The paladin continued on for a time, rambling about trials he had faced and the dangers he had fought. Eventually, he turned to the cleric seated next to him, who introduced herself in crisp tones as Brandy. She was stout and toned, with long braids framing her tanned face. Dressed in a knitted shirt and a long skirt, she’d appeared surprisingly tall when standing. Only once she rose to feed the fire a log did the substantial platforms on her boots become noticeable.
“I used to be a priest,” Brandy said, “mother to a dutiful congregation. My flock was eager and attentive, and I strove to do right by them.” Slayter applauded and opened his mouth to speak, but her stern look commanded attention.
“A letter came and drew one of my flock away to their birthright, a distant inheritance.” A bitterness crept into Brandy’s voice. “We all saw him off. No news came for a time, then the letters started coming weekly. News of adventure and fortune for those willing to brave the lands surrounding the growing hamlet.”
She spat into the crackling fire The resulting sizzle lingered in the evening air before she continued her tale.
“I lost half my congregation to that blasted hamlet before making the journey myself. What I found was blasphemous. There were more fresh graves in the cemetery than fresh-made beds in the inn. I dove into the fray, hunting and protecting, healing where I could. It made no difference. I overreached. My god proved a false idol, a hollow effigy propped up by something else, something other. So I left and came south, hoping the Wood Road would lead me to better fortunes and a new, stronger faith.”

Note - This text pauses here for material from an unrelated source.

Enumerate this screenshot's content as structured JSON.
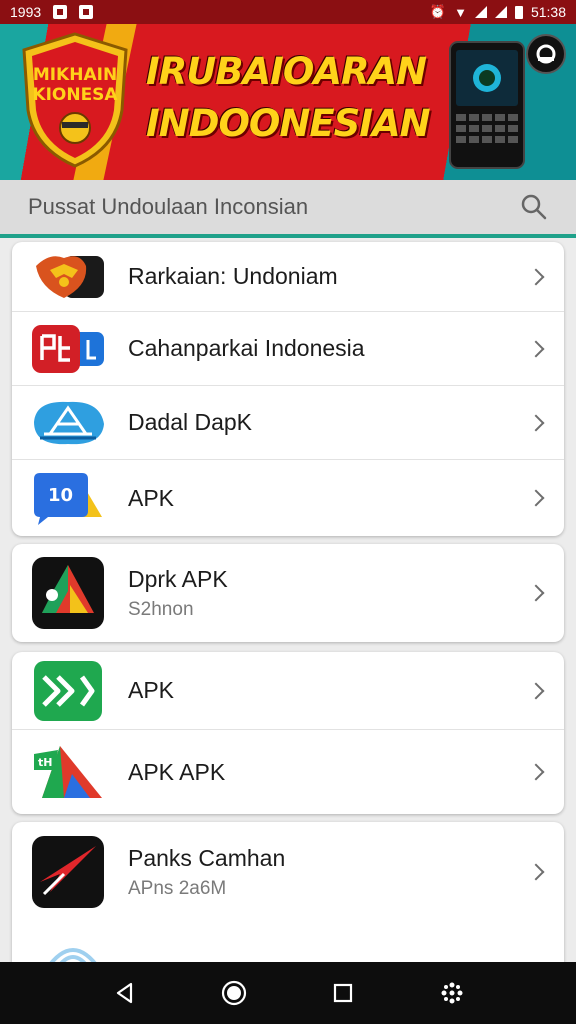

Those seated around the crackling fire nodded. A silence settled over them as the embers glowed beneath the flickering flames. A soft, whispery voice asked, “What became of the hamlet?”
“Death. Ruin. There was a terrible fire.” Brandy looked to the hidden figure bundled in numerous layers of murky fabrics, shawls, and scarves.
“I see,” Finde said with an air of begrudged finality. Her haunted, yellow eyes flicked between her new companions. “I am bound east as well. I likewise know my way around dark corners. My previous party, they—I never learned what became of them,” she said with a deep, mournful sigh. “There wasn’t much I could do but keep walking, find something to pique my interest. There’re many odd and eerie corners in these regions; Someone has to scour the dungeons for relics and treasures, yes?”
On that the four agreed as they traded bone-weary smiles and understanding nods. The night wore on, leading each campfire to a quiet, somber charring, sullen embers fading into the darkest shadows. The next morning, the four wanderers broke camp, packed up their possessions, bid their farewells to other travellers, and set off along the Wood Road together, eager to find new fortunes with new company.